N + 1 and Cross Cluster Queries in Rails
N + 1 query optimisation in Rails is a classic ORM optimisation problem. Knowing the standard patterns for solving N + 1 queries in Rails should be a prerequisite for anyone wanting to be considered a senior rails developer.
This problem occurs an entity has associated records that are fetched through another set of associated records. For example, a user couple have many purchased products through their orders. To get all of a users purchased products, we make 1 query to get all their N orders. The problem is that we then must make N additional queries for the products in each order or use a work around.
An N + 1 Example
Let’s create a new project:
rails new blog
Let’s create a user:
rails g model User username
Let’s create a blog post:
rails g model Post title body user:references
Create the DB & run migrations:
rails db:create && rails db:migrate
Let’s update our user so that it has many blog posts:
class User < ApplicationRecord
has_many :posts, dependent: :destroy
end
Let’s create a few users with 100 posts each:
blog ➤ rails c
Loading development environment (Rails 7.0.0.alpha2)
3.0.0 :001 > ["keoghpe", "elon", "gandalf", "dhh", "frodo"].each {|name| User.create!(username: name)}
(0.7ms) SELECT sqlite_version(*)
TRANSACTION (0.0ms) begin transaction
User Create (0.4ms) INSERT INTO "users" ("username", "created_at", "updated_at") VALUES (?, ?, ?) [["username", "keoghpe"], ["created_at", "2021-11-20 14:09:30.163285"], ["updated_at", "2021-11-20 14:09:30.163285"]]
TRANSACTION (0.9ms) commit transaction
TRANSACTION (0.0ms) begin transaction
User Create (0.3ms) INSERT INTO "users" ("username", "created_at", "updated_at") VALUES (?, ?, ?) [["username", "elon"], ["created_at", "2021-11-20 14:09:30.166146"], ["updated_at", "2021-11-20 14:09:30.166146"]]
TRANSACTION (0.5ms) commit transaction
TRANSACTION (0.0ms) begin transaction
User Create (0.3ms) INSERT INTO "users" ("username", "created_at", "updated_at") VALUES (?, ?, ?) [["username", "gandalf"], ["created_at", "2021-11-20 14:09:30.167708"], ["updated_at", "2021-11-20 14:09:30.167708"]]
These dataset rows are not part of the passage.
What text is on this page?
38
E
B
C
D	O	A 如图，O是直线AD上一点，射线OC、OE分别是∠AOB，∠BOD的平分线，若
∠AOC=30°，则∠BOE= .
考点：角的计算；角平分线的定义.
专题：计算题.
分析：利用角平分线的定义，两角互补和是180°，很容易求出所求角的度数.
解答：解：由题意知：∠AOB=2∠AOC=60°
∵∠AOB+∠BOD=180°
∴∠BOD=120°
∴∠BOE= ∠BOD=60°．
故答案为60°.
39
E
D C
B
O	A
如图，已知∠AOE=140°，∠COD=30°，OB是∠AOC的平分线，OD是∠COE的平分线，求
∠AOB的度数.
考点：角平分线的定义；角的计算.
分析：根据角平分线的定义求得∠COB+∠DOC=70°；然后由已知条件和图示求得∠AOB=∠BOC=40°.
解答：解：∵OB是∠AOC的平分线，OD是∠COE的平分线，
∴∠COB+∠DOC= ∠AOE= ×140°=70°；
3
TRANSACTION (0.5ms) commit transaction
TRANSACTION (0.0ms) begin transaction
User Create (0.3ms) INSERT INTO "users" ("username", "created_at", "updated_at") VALUES (?, ?, ?) [["username", "dhh"], ["created_at", "2021-11-20 14:09:30.169435"], ["updated_at", "2021-11-20 14:09:30.169435"]]
TRANSACTION (0.5ms) commit transaction
TRANSACTION (0.0ms) begin transaction
User Create (0.3ms) INSERT INTO "users" ("username", "created_at", "updated_at") VALUES (?, ?, ?) [["username", "frodo"], ["created_at", "2021-11-20 14:09:30.170897"], ["updated_at", "2021-11-20 14:09:30.170897"]]
TRANSACTION (0.5ms) commit transaction
=> ["keoghpe", "elon", "gandalf", "dhh", "frodo"]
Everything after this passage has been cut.